Selain meringkus pelaku curanmor, Polisi juga berhasil mengamankan satu unit sepeda motor Yamaha Jupiter Z yang menjadi barang bukti kasus tersebut.

“Pelaku beserta barang bukti motor Jupiter kita amankan di kediamannya di Salore,” terang Naris Nuwa.

Diketahui, keberadaan sepeda motor Jupiter itu diinformasikan Stefanus Dilepayong, Wartawan Inews Belu melalui Whatsaap grup Pena Batas RI-RDTL usai bertemu motornya di cabang SBB Haliwen, Desa Kabuna.

Selanjutnya Evan sapaan akrab Ketua IJTI NTT itu menghubungi pihak Kepolisian Polres Belu guna melaporkan kejadian bertemu sepeda motor yang hilang sejak awal bulan lalu itu.

Tidak butuh waktu lama Tim Buser Polres Belu dibawah pimpinan Brigpol Naris Nuwa dan rekan-rekan media langsung bergerak menuju titik lokasi dan berhasil meringkus pelaku tanpa perlawanan serta amankan sepeda motornya.

Pelaku Alfonsius Bere beserta barang bukti sepeda motor langsung digiring ke Mapolres Belu guna proses pemeriksaan lebih lanjut.

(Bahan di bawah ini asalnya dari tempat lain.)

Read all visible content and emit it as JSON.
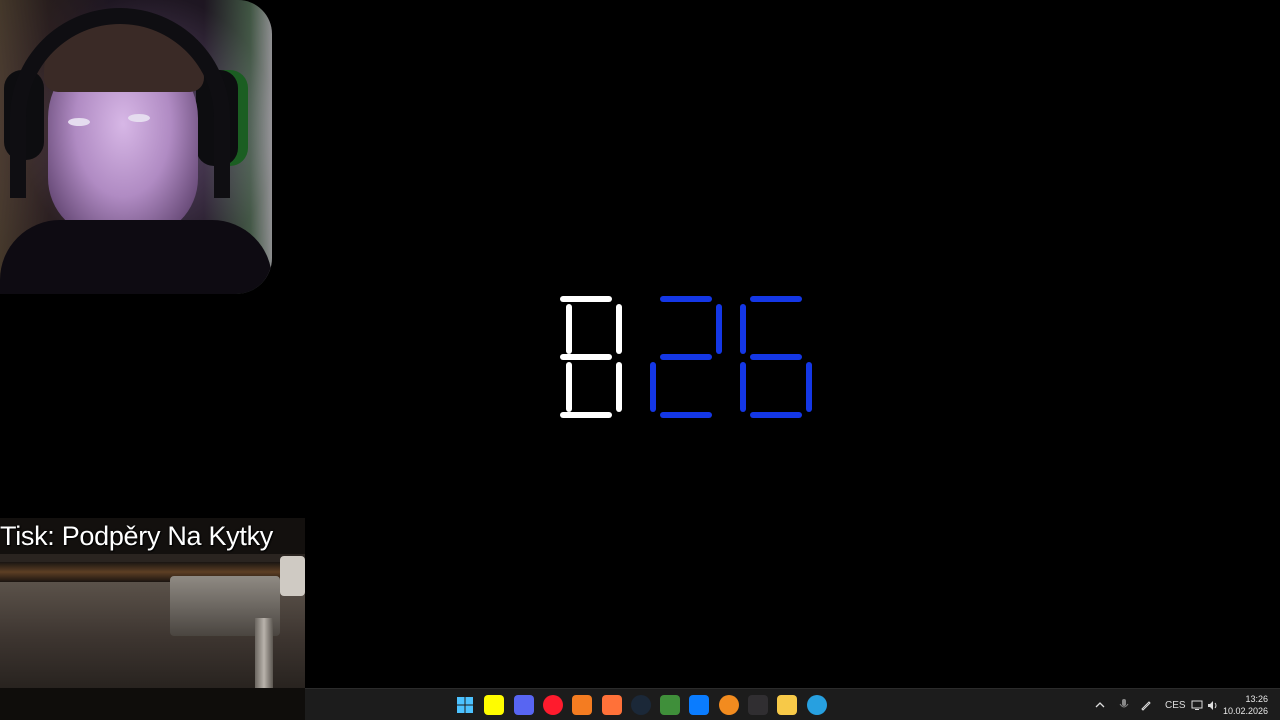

Sepeda motor milik Febby Leo Lede wartawati RRI hilang di depan rumah Kalpataru area kompleks Kompi Brimob Lapangan Umum Atambua saat korban sedang melakukan tugas peliputan.

Sementara itu, pelaku Alfonsius Bere aat ditanyai media mengaku dirinya nekat mengambil sepeda motornya lantaran kunci motor yang tidak dicabut pemilik di bagian sadel motor.

“Saya lihat kunci tidak cabut, saya langsung bawa motor ke Salore kemudian ke Nurobo. Saat tiba di patung kuda putih orang tahu motornya dan saya dikejar ikut jalur Lolowa tapi mereka tidak dapat saya,” terang dia.

Dikatakan, dirinya sempat menawarkan motor untuk ditukar dengan sapi tapi tidak berhasil. Selain itu sempat mau jual tapi orang yang ma beli tidak jadi karena tidak ada surat-suratnya.